The present disclosure relates to tiered deployment of multiple Artificial Intelligence (AI) models, and more specifically to using the different AI models at different times using distinct sets of data to predict outcomes.
Predicting whether a human being will be satisfied with a given experience is a complicated process. While human beings have made such predictions based on body signals, “hunches,” or other non-technical/imprecise measurements, such predictions are inaccurate and lack repeatability.
Additional features and advantages of the disclosure will be set forth in the description that follows, and in part will be understood from the description, or can be learned by practice of the herein disclosed principles. The features and advantages of the disclosure can be realized and obtained by means of the instruments and combinations particularly pointed out in the appended claims. These and other features of the disclosure will become more fully apparent from the following description and appended claims, or can be learned by the practice of the principles set forth herein.
Disclosed are systems, methods, and non-transitory computer-readable storage media which provide a technical solution to the technical problem described. A method for performing the concepts disclosed herein can include: receiving, at a computer system at a first time, first data associated with a human undergoing an experience; executing, via at least one processor of the computer system, a first artificial intelligence model, wherein: inputs to the first artificial intelligence model comprise the first data; and outputs of the first artificial intelligence model comprise a first satisfaction prediction for the human regarding the experience; receiving, at the computer system at a second time after the first time, second data associated with the human undergoing the experience, the second data comprising data collected after the first data; and executing, via the at least one processor of the computer system, a second artificial intelligence model, wherein: inputs to the second artificial intelligence model comprise (1) at least a portion of the first data and (2) the second data; and outputs of the second artificial intelligence model comprise a second satisfaction prediction for the human regarding the experience, wherein the second artificial intelligence model has a higher prediction accuracy than the first artificial intelligence model.

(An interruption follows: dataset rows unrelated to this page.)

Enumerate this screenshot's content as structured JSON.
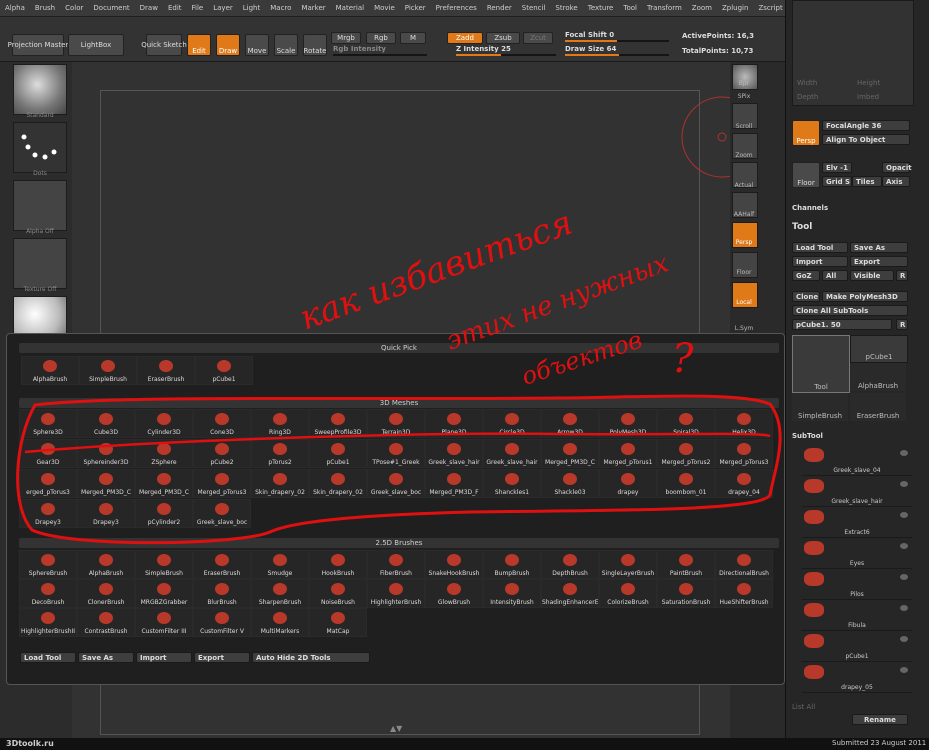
{
  "menu": [
    "Alpha",
    "Brush",
    "Color",
    "Document",
    "Draw",
    "Edit",
    "File",
    "Layer",
    "Light",
    "Macro",
    "Marker",
    "Material",
    "Movie",
    "Picker",
    "Preferences",
    "Render",
    "Stencil",
    "Stroke",
    "Texture",
    "Tool",
    "Transform",
    "Zoom",
    "Zplugin",
    "Zscript"
  ],
  "toolbar": {
    "projection_master": "Projection Master",
    "lightbox": "LightBox",
    "quick_sketch": "Quick Sketch",
    "edit": "Edit",
    "draw": "Draw",
    "move": "Move",
    "scale": "Scale",
    "rotate": "Rotate",
    "mrgb": "Mrgb",
    "rgb": "Rgb",
    "m": "M",
    "rgb_intensity": "Rgb Intensity",
    "zadd": "Zadd",
    "zsub": "Zsub",
    "zcut": "Zcut",
    "z_intensity": "Z Intensity 25",
    "focal_shift": "Focal Shift 0",
    "draw_size": "Draw Size 64",
    "active_points": "ActivePoints: 16,3",
    "total_points": "TotalPoints: 10,73"
  },
  "left": {
    "standard": "Standard",
    "dots": "Dots",
    "alpha_off": "Alpha Off",
    "texture_off": "Texture Off"
  },
  "right_strip": [
    "Bpr",
    "SPix",
    "Scroll",
    "Zoom",
    "Actual",
    "AAHalf",
    "Persp",
    "Floor",
    "Local",
    "L.Sym"
  ],
  "right_panel": {
    "width": "Width",
    "height": "Height",
    "depth": "Depth",
    "imbed": "Imbed",
    "persp": "Persp",
    "focal_angle": "FocalAngle 36",
    "align_to_object": "Align To Object",
    "floor": "Floor",
    "elv": "Elv -1",
    "grid": "Grid S",
    "tiles": "Tiles",
    "opacity": "Opacit",
    "axis": "Axis",
    "channels": "Channels",
    "tool_title": "Tool",
    "load_tool": "Load Tool",
    "save_as": "Save As",
    "import": "Import",
    "export": "Export",
    "goz": "GoZ",
    "all": "All",
    "visible": "Visible",
    "r": "R",
    "clone": "Clone",
    "make_polymesh": "Make PolyMesh3D",
    "clone_all_subtools": "Clone All SubTools",
    "current_tool": "pCube1. 50",
    "tool_thumbs": [
      "Tool",
      "pCube1",
      "AlphaBrush",
      "SimpleBrush",
      "EraserBrush"
    ],
    "subtool_title": "SubTool",
    "subtools": [
      "Greek_slave_04",
      "Greek_slave_hair",
      "Extract6",
      "Eyes",
      "Pilos",
      "Fibula",
      "pCube1",
      "drapey_05"
    ],
    "list_all": "List All",
    "rename": "Rename"
  },
  "popup": {
    "quick_pick": "Quick Pick",
    "quick_items": [
      "AlphaBrush",
      "SimpleBrush",
      "EraserBrush",
      "pCube1"
    ],
    "meshes_title": "3D Meshes",
    "meshes": [
      "Sphere3D",
      "Cube3D",
      "Cylinder3D",
      "Cone3D",
      "Ring3D",
      "SweepProfile3D",
      "Terrain3D",
      "Plane3D",
      "Circle3D",
      "Arrow3D",
      "PolyMesh3D",
      "Spiral3D",
      "Helix3D",
      "Gear3D",
      "Sphereinder3D",
      "ZSphere",
      "pCube2",
      "pTorus2",
      "pCube1",
      "TPose#1_Greek",
      "Greek_slave_hair",
      "Greek_slave_hair",
      "Merged_PM3D_C",
      "Merged_pTorus1",
      "Merged_pTorus2",
      "Merged_pTorus3",
      "erged_pTorus3",
      "Merged_PM3D_C",
      "Merged_PM3D_C",
      "Merged_pTorus3",
      "Skin_drapery_02",
      "Skin_drapery_02",
      "Greek_slave_boc",
      "Merged_PM3D_F",
      "Shanckles1",
      "Shackle03",
      "drapey",
      "boombom_01",
      "drapey_04",
      "Drapey3",
      "Drapey3",
      "pCylinder2",
      "Greek_slave_boc"
    ],
    "brushes_title": "2.5D Brushes",
    "brushes": [
      "SphereBrush",
      "AlphaBrush",
      "SimpleBrush",
      "EraserBrush",
      "Smudge",
      "HookBrush",
      "FiberBrush",
      "SnakeHookBrush",
      "BumpBrush",
      "DepthBrush",
      "SingleLayerBrush",
      "PaintBrush",
      "DirectionalBrush",
      "DecoBrush",
      "ClonerBrush",
      "MRGBZGrabber",
      "BlurBrush",
      "SharpenBrush",
      "NoiseBrush",
      "HighlighterBrush",
      "GlowBrush",
      "IntensityBrush",
      "ShadingEnhancerE",
      "ColorizeBrush",
      "SaturationBrush",
      "HueShifterBrush",
      "HighlighterBrushII",
      "ContrastBrush",
      "CustomFilter III",
      "CustomFilter V",
      "MultiMarkers",
      "MatCap"
    ],
    "footer": {
      "load_tool": "Load Tool",
      "save_as": "Save As",
      "import": "Import",
      "export": "Export",
      "auto_hide": "Auto Hide 2D Tools"
    }
  },
  "annotation": {
    "line1": "как избавиться",
    "line2": "этих не нужных",
    "line3": "объектов",
    "mark": "?"
  },
  "status": {
    "site": "3Dtoolk.ru",
    "submitted": "Submitted 23 August 2011"
  },
  "colors": {
    "accent": "#e07a18",
    "ink": "#e01010"
  }
}
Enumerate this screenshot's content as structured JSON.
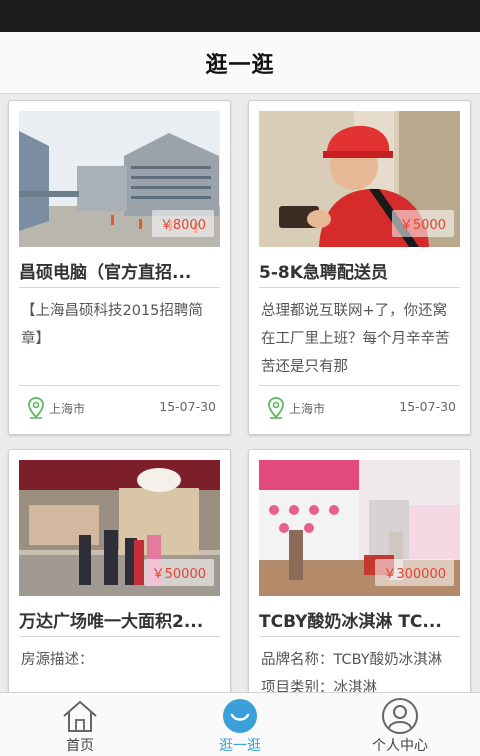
{
  "header": {
    "title": "逛一逛"
  },
  "cards": [
    {
      "title": "昌硕电脑（官方直招...",
      "price": "￥8000",
      "desc": "【上海昌硕科技2015招聘简章】",
      "location": "上海市",
      "date": "15-07-30"
    },
    {
      "title": "5-8K急聘配送员",
      "price": "￥5000",
      "desc": "总理都说互联网+了，你还窝在工厂里上班？每个月辛辛苦苦还是只有那",
      "location": "上海市",
      "date": "15-07-30"
    },
    {
      "title": "万达广场唯一大面积2...",
      "price": "￥50000",
      "desc": "房源描述：",
      "location": "",
      "date": ""
    },
    {
      "title": "TCBY酸奶冰淇淋 TC...",
      "price": "￥300000",
      "desc": "品牌名称：TCBY酸奶冰淇淋 项目类别：冰淇淋",
      "location": "",
      "date": ""
    }
  ],
  "tabs": [
    {
      "label": "首页",
      "icon": "home-icon"
    },
    {
      "label": "逛一逛",
      "icon": "browse-icon"
    },
    {
      "label": "个人中心",
      "icon": "user-icon"
    }
  ],
  "colors": {
    "price": "#e8432f",
    "accent": "#3aa0d9",
    "location_pin": "#5cb85c"
  }
}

A system configured to perform the concepts disclosed herein can include:
at least one processor; and a non-transitory computer-readable storage medium having instructions stored which, when executed by the at least one processor, cause the at least one processor to perform operations comprising: receiving, at a first time, first data associated with a human undergoing an experience; executing a first artificial intelligence model, wherein: inputs to the first artificial intelligence model comprise the first data; and outputs of the first artificial intelligence model comprise a first satisfaction prediction for the human regarding the experience; receiving, at a second time after the first time, second data associated with the human undergoing the experience, the second data comprising data collected after the first data; and executing a second artificial intelligence model, wherein: inputs to the second artificial intelligence model comprise (1) at least a portion of the first data and (2) the second data; and outputs of the second artificial intelligence model comprise a second satisfaction prediction for the human regarding the experience, wherein the second artificial intelligence model has a higher prediction accuracy than the first artificial intelligence model.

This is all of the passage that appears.